Mafia und Clans: Eine Frage der Konjunktur

Dreißig Morde seit 1990 gehen nach Behördenangaben auf das Konto italienischer Mafiagruppen in Deutschland. Wie viel Aufmerksamkeit ist das wert?

Schwarze Kaffeetassen mit dem Bild von Marlon Brando als Filmfigur "Der Pate"

Derzeit eher als Folklore gefragt: die italienische Mafia Foto: Lena Klimkeit/dpa/picture alliance

Die Polizei, sagte der Journalist Olaf Sundermeyer vor zwei Jahren im taz-Interview, mache nur das, was die Politik wolle, „und die Politik macht, was in der öffentlichen Debatte steht“.

So gesehen ist es erfreulich, dass die Grünen-Abgeordnete Irene Mihalic beim Bundesinnenministerium nachgefragt hat, was eigentlich die italienische Mafia so treibt, die es etwas schwer hat mit der Aufmerksamkeit, seit die „Araber-Clans“ in den Focus der „öffentlichen Debatte“ gerückt sind.

Mitglieder italienischer Mafiaorganisationen haben aber eben nach Erkenntnissen der Polizei seit 1990 in Deutschland 30 Menschen getötet.

Nun kann man eine solche Zahl in alle möglichen skandalisierenden oder relativierenden Verhältnisse setzen, zum Beispiel in dieses: 2013 wurden im Bereich des Polizeipräsidiums Mannheim von zwölf Mordfällen elf schnell gelöst. Der zwölfte – der „rätselhafte Mord an einem Italiener und seiner Partnerin“, wie es weiland in der Presse hieß – ist bis heute unaufgeklärt.

Da war das abgehakt

Als die taz den Fall damals recherchierte, kam ein sinnvolles Gespräch über die Hintergründe der Hinrichtung mit der Mannheimer Staatsanwaltschaft nur deswegen zustande, weil die Lektüre italienischer Medien ergeben hatte, dass die deutschen Ermittler bereits nach Palermo gefahren waren, um sich mit ihren italienischen Kollegen zu beraten. Alle Beteiligten ordneten demnach den Fall klar dem seit den 1990er Jahren laufenden Verkehr von Waren und Killern auf der berüchtigten „Route des Todes“ zwischen Mannheim und der sizilianischen Provinz Agrigent zu.

Dass „trotz umfangreicher Nachforschungen bislang kein Tatverdächtiger zu ermitteln war“, wie die Staatsanwaltschaft der taz mitteilte, kann man durchaus auch als Zufall werten beziehungsweise als den speziellen Schwierigkeiten bei Mafia-Delikten geschuldet.

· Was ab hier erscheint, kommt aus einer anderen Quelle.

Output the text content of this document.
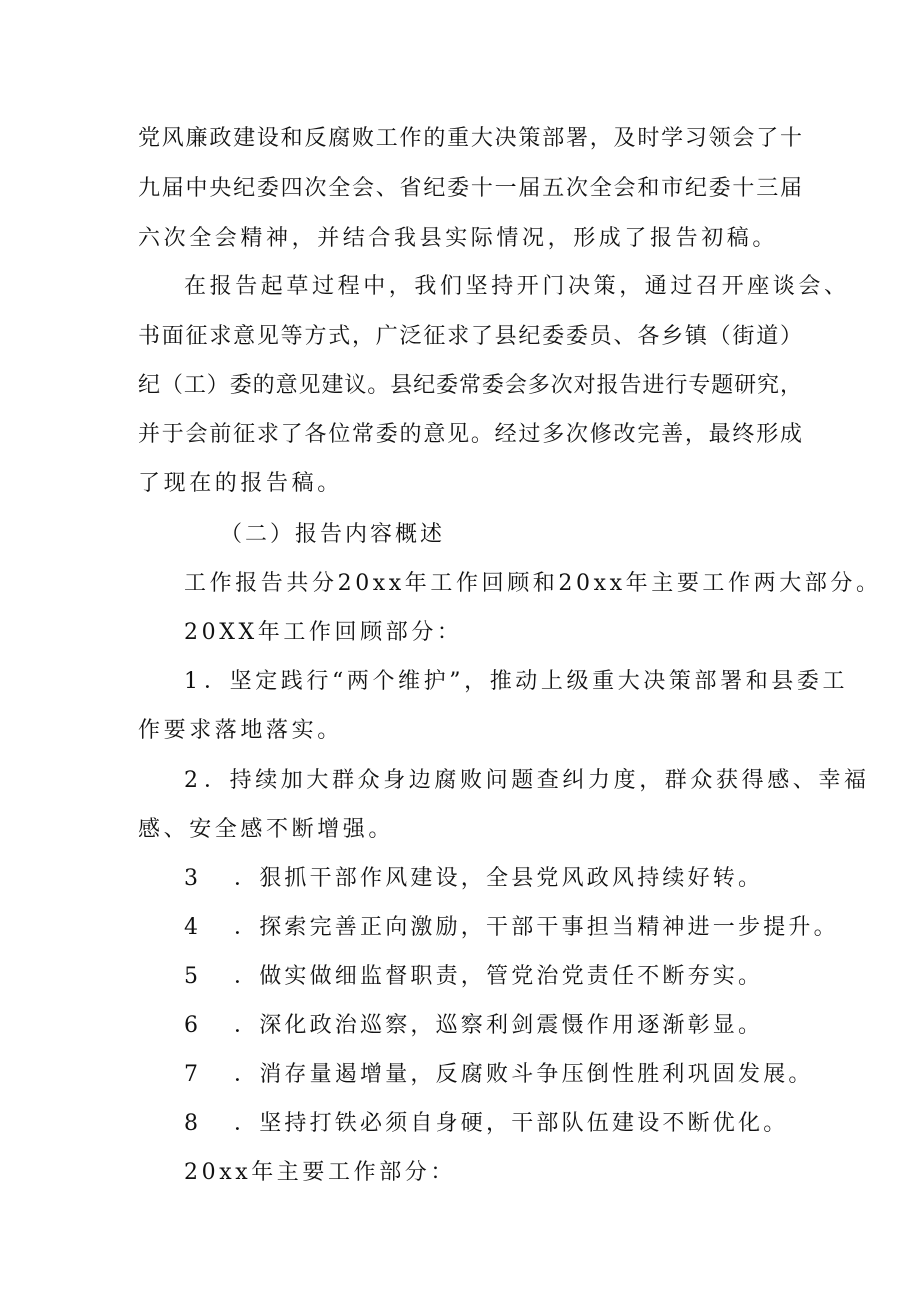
党风廉政建设和反腐败工作的重大决策部署，及时学习领会了十
九届中央纪委四次全会、省纪委十一届五次全会和市纪委十三届
六次全会精神，并结合我县实际情况，形成了报告初稿。
在报告起草过程中，我们坚持开门决策，通过召开座谈会、
书面征求意见等方式，广泛征求了县纪委委员、各乡镇（街道）
纪（工）委的意见建议。县纪委常委会多次对报告进行专题研究，
并于会前征求了各位常委的意见。经过多次修改完善，最终形成
了现在的报告稿。
（二）报告内容概述
工作报告共分20xx年工作回顾和20xx年主要工作两大部分。
20XX年工作回顾部分：
1 ．坚定践行“两个维护”，推动上级重大决策部署和县委工
作要求落地落实。
2 ．持续加大群众身边腐败问题查纠力度，群众获得感、幸福
感、安全感不断增强。
3 ．狠抓干部作风建设，全县党风政风持续好转。
4 ．探索完善正向激励，干部干事担当精神进一步提升。
5 ．做实做细监督职责，管党治党责任不断夯实。
6 ．深化政治巡察，巡察利剑震慑作用逐渐彰显。
7 ．消存量遏增量，反腐败斗争压倒性胜利巩固发展。
8 ．坚持打铁必须自身硬，干部队伍建设不断优化。
20xx年主要工作部分：
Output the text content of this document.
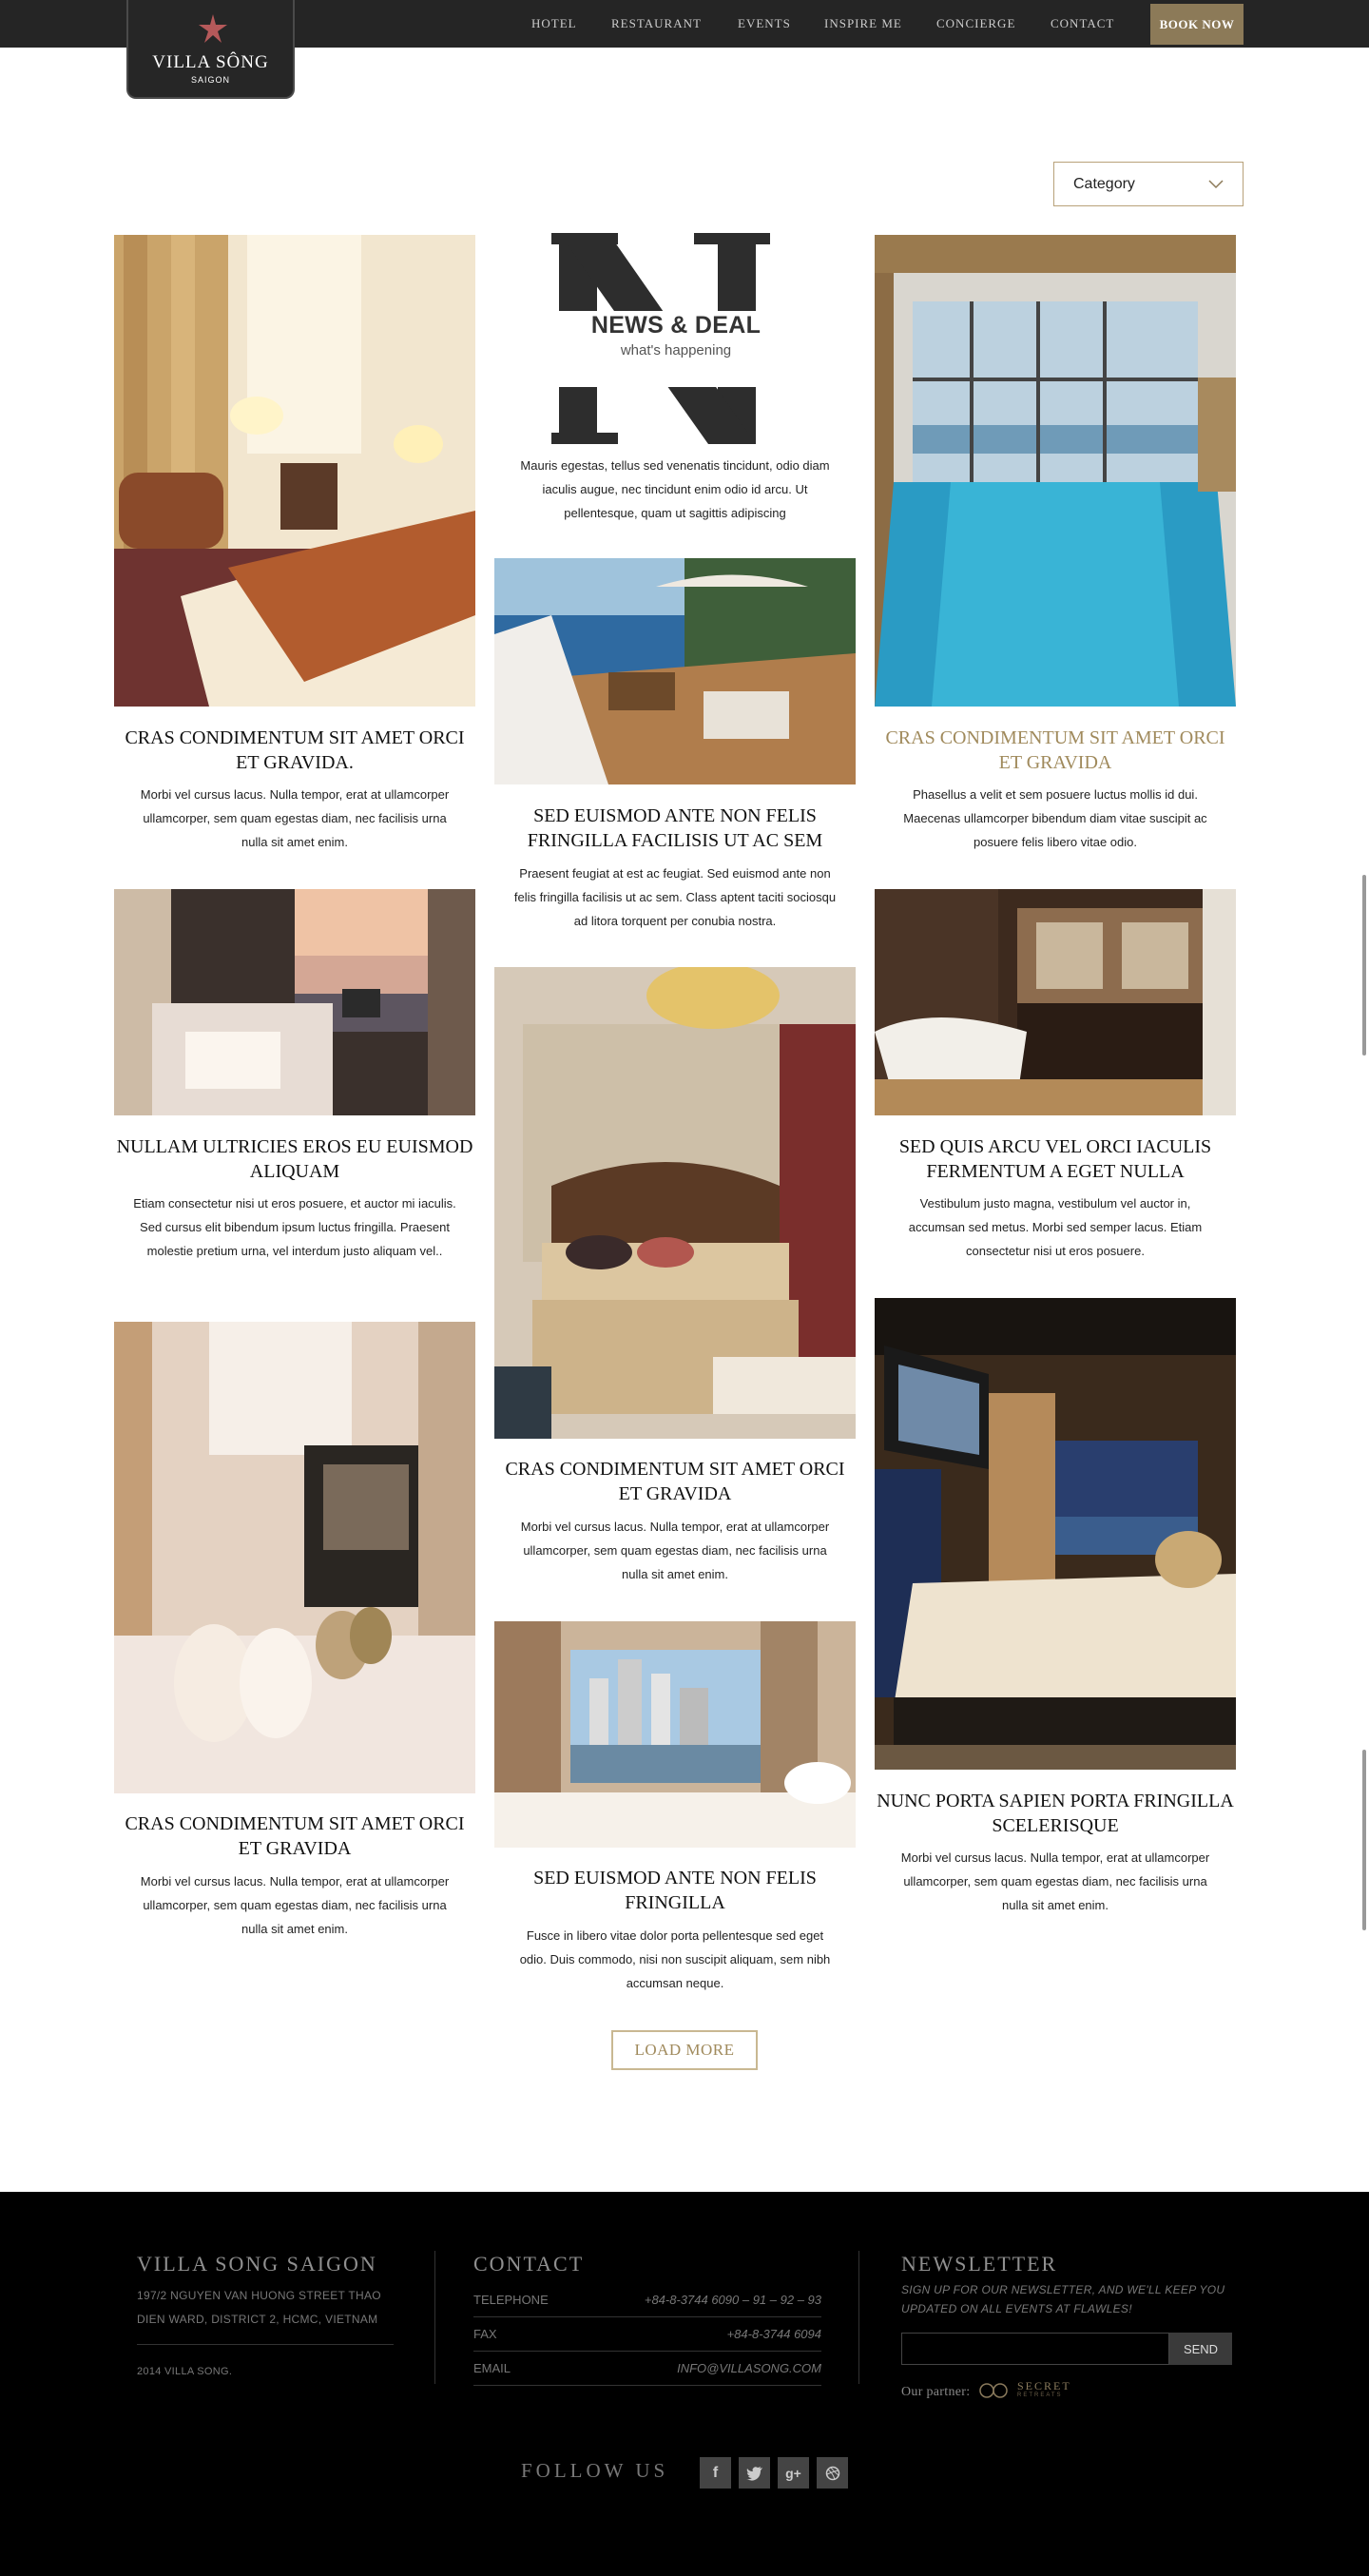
VILLA SÔNG
SAIGON
HOTEL	RESTAURANT	EVENTS	INSPIRE ME	CONCIERGE	CONTACT	BOOK NOW
Category
CRAS CONDIMENTUM SIT AMET ORCI ET GRAVIDA.
Morbi vel cursus lacus. Nulla tempor, erat at ullamcorper ullamcorper, sem quam egestas diam, nec facilisis urna nulla sit amet enim.
NULLAM ULTRICIES EROS EU EUISMOD ALIQUAM
Etiam consectetur nisi ut eros posuere, et auctor mi iaculis. Sed cursus elit bibendum ipsum luctus fringilla. Praesent molestie pretium urna, vel interdum justo aliquam vel..
CRAS CONDIMENTUM SIT AMET ORCI ET GRAVIDA
Morbi vel cursus lacus. Nulla tempor, erat at ullamcorper ullamcorper, sem quam egestas diam, nec facilisis urna nulla sit amet enim.
NEWS & DEAL
what's happening
Mauris egestas, tellus sed venenatis tincidunt, odio diam iaculis augue, nec tincidunt enim odio id arcu. Ut pellentesque, quam ut sagittis adipiscing
SED EUISMOD ANTE NON FELIS FRINGILLA FACILISIS UT AC SEM
Praesent feugiat at est ac feugiat. Sed euismod ante non felis fringilla facilisis ut ac sem. Class aptent taciti sociosqu ad litora torquent per conubia nostra.
CRAS CONDIMENTUM SIT AMET ORCI ET GRAVIDA
Morbi vel cursus lacus. Nulla tempor, erat at ullamcorper ullamcorper, sem quam egestas diam, nec facilisis urna nulla sit amet enim.
SED EUISMOD ANTE NON FELIS FRINGILLA
Fusce in libero vitae dolor porta pellentesque sed eget odio. Duis commodo, nisi non suscipit aliquam, sem nibh accumsan neque.
CRAS CONDIMENTUM SIT AMET ORCI ET GRAVIDA
Phasellus a velit et sem posuere luctus mollis id dui. Maecenas ullamcorper bibendum diam vitae suscipit ac posuere felis libero vitae odio.
SED QUIS ARCU VEL ORCI IACULIS FERMENTUM A EGET NULLA
Vestibulum justo magna, vestibulum vel auctor in, accumsan sed metus. Morbi sed semper lacus. Etiam consectetur nisi ut eros posuere.
NUNC PORTA SAPIEN PORTA FRINGILLA SCELERISQUE
Morbi vel cursus lacus. Nulla tempor, erat at ullamcorper ullamcorper, sem quam egestas diam, nec facilisis urna nulla sit amet enim.
LOAD MORE
VILLA SONG SAIGON
197/2 NGUYEN VAN HUONG STREET THAO
DIEN WARD, DISTRICT 2, HCMC, VIETNAM
2014 VILLA SONG.
CONTACT
TELEPHONE	+84-8-3744 6090 – 91 – 92 – 93
FAX	+84-8-3744 6094
EMAIL	INFO@VILLASONG.COM
NEWSLETTER
SIGN UP FOR OUR NEWSLETTER, AND WE'LL KEEP YOU
UPDATED ON ALL EVENTS AT FLAWLES!
SEND
Our partner:	SECRET
RETREATS
FOLLOW US	f	g+
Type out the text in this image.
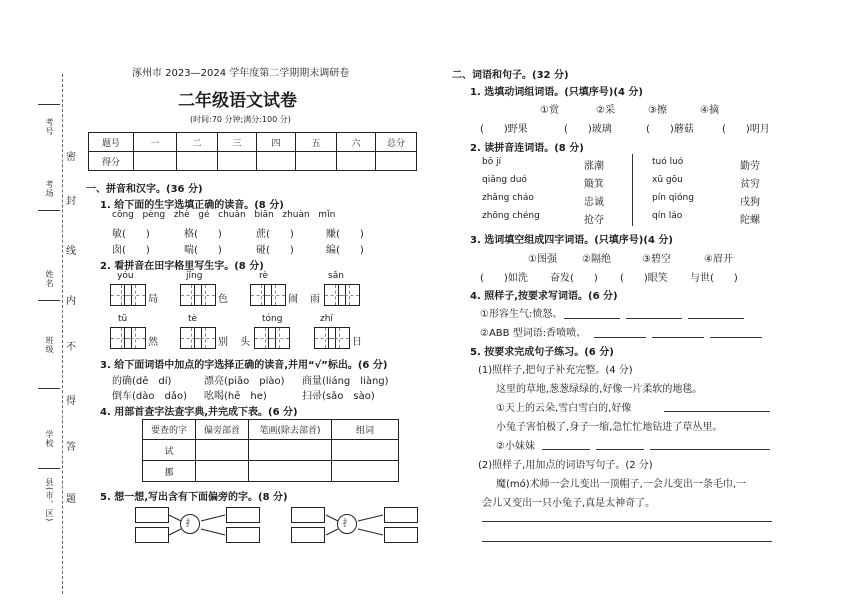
考号
考场
姓名
班级
学校
县(市、区)
密
封
线
内
不
得
答
题
涿州市 2023—2024 学年度第二学期期末调研卷
二年级语文试卷
(时间:70 分钟;满分:100 分)
题号	一	二	三	四	五	六	总分
得分							
一、拼音和汉字。(36 分)
1. 给下面的生字选填正确的读音。(8 分)
cōng pèng zhè gé chuǎn biān zhuàn mǐn
敏(　　)	格(　　)	蔗(　　)	赚(　　)
囱(　　)	喘(　　)	碰(　　)	编(　　)
2. 看拼音在田字格里写生字。(8 分)
yóu
局
jǐng
色
rè
闹
sǎn
雨
tū
然
tè
别
tóng
头
zhí
日
3. 给下面词语中加点的字选择正确的读音,并用“√”标出。(6 分)
的确(dē　dí)	漂亮(piāo　piào) 商量(liáng　liàng)
倒车(dào　dǎo) 吆喝(hē　he)	扫帚(sǎo　sào)
4. 用部首查字法查字典,并完成下表。(6 分)
要查的字	偏旁部首	笔画(除去部首)	组词
试			
挪			
5. 想一想,写出含有下面偏旁的字。(8 分)
扌	扌
二、词语和句子。(32 分)
1. 选填动词组词语。(只填序号)(4 分)
①赏	②采	③擦	④摘
(　　)野果	(　　)玻璃	(　　)蘑菇	(　　)明月
2. 读拼音连词语。(8 分)
bō jí
qiǎng duó
zhǎng cháo
zhōng chéng
涨潮
簸箕
忠诚
抢夺
tuó luó
xū gōu
pín qióng
qín láo
勤劳
贫穷
戌狗
陀螺
3. 选词填空组成四字词语。(只填序号)(4 分)
①图强	②隔绝	③碧空	④眉开
(　　)如洗 奋发(　　) (　　)眼笑 与世(　　)
4. 照样子,按要求写词语。(6 分)
①形容生气:愤怒、
②ABB 型词语:香喷喷、
5. 按要求完成句子练习。(6 分)
(1)照样子,把句子补充完整。(4 分)
这里的草地,葱葱绿绿的,好像一片柔软的地毯。
①天上的云朵,雪白雪白的,好像
小兔子害怕极了,身子一缩,急忙忙地钻进了草丛里。
②小妹妹
(2)照样子,用加点的词语写句子。(2 分)
魔(mó)术师一会儿变出一顶帽子,一会儿变出一条毛巾,一
会儿又变出一只小兔子,真是太神奇了。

Die „öffentliche Debatte“ zum Fall hatte der Mannheimer Morgen ein Jahr nach den Morden unter den Anwohnern allerdings schon so zusammengefasst: „Direkt danach hatten wir Angst. Wir dachten, da geht einer um und nietet wahllos alles um. Aber als es dann hieß, dass die Tat einen Mafia-Hintergrund hat, da war das für uns abgehakt.“

Mit manchen Toten kann die Öffentlichkeit eben offensichtlich sehr viel ruhiger leben als mit lebendigen „Araber-Clans“ – alles ein Frage der Aufmerksamkeitskonjunktur. Und Duisburg ist halt auch schon wieder verdammt lange her.